Immunotherapy to improve cognition and reduce pathological species in an Alzheimer's disease mouse model

Background: Alzheimer's disease (AD) is characterized by physiologically endogenous proteins amyloid beta (A beta) and tau undergoing a conformational change and accumulating as soluble oligomers and insoluble aggregates. Tau and A beta soluble oligomers, which contain extensive beta-sheet secondary structure, are thought to be the most toxic forms. The objective of this study was to determine the ability of TWF9, an anti-beta-sheet conformation antibody (a beta ComAb), to selectively recognize pathological A beta and phosphorylated tau in AD human tissue compared with cognitively normal age-matched controls and to improve the performance of old 3xTg-AD mice with advanced pathology in behavioral testing after acute treatment with TWF9. Methods: In this study, we used immunohistochemistry, immunoprecipitation, and enzyme-linked immunosorbent assay (ELISA) to characterize TWF9 specificity. We further assessed cognitive performance in old (18-22 months) 3xTg-AD mice using both a Barnes maze and novel object recognition after intraperitoneal administration of TWF9 (4 mg/kg) biweekly for 2 weeks before the start of behavioral testing. Injections continued for the duration of the behavioral testing, which lasted 2 weeks. Results: Histological analysis of TWF9 in formalin-fixed paraffin-embedded human control and AD (ABC score: A3B3C3) brain tissue revealed preferential cytoplasmic immunoreactivity in neurons in the AD tissue compared with controls (p < 0.05). Furthermore, ELISA using oligomeric and monomeric A beta showed a preferential affinity for oligomeric A beta. Immunoprecipitation studies showed that TWF9 extracted both phosphorylated tau (p < 0.01) and A beta (p < 0.01) from fresh frozen brain tissues. Results show that treated old 3xTg-AD mice have an enhanced novel object recognition memory (p < 0.01) and Barnes maze performance (p = 0.05) compared with control animals.
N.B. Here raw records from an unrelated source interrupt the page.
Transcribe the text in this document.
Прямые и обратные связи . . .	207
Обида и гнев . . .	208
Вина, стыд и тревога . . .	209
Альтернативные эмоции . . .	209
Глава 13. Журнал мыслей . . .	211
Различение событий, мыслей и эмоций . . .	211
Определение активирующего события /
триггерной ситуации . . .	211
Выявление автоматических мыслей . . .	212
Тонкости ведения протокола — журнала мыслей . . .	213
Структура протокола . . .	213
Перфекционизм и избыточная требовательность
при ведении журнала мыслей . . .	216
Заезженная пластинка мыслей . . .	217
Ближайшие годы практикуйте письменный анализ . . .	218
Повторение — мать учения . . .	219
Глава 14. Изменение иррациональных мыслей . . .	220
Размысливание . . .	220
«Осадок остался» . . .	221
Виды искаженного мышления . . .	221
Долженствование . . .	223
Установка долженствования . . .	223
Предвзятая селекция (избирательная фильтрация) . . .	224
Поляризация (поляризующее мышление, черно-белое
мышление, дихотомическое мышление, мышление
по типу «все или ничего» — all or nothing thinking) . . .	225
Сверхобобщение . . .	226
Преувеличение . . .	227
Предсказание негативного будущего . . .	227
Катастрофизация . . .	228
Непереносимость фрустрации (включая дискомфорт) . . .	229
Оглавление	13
Overall plaque burden, neurofibrillary tangles, microgliosis, and astrocytosis remained unchanged. Soluble phosphorylated tau was significantly reduced in TWF9-treated mice (p < 0.05), and there was a trend for a reduction in soluble A beta levels in the brain homogenates of female 3xTg-AD mice (p = 0.06). Conclusions: This study shows that acute treatment with an a beta ComAb can effectively improve performance in behavioral testing without reduction of amyloid plaque burden, and that peripherally administered IgG can affect levels of pathological species in the brain.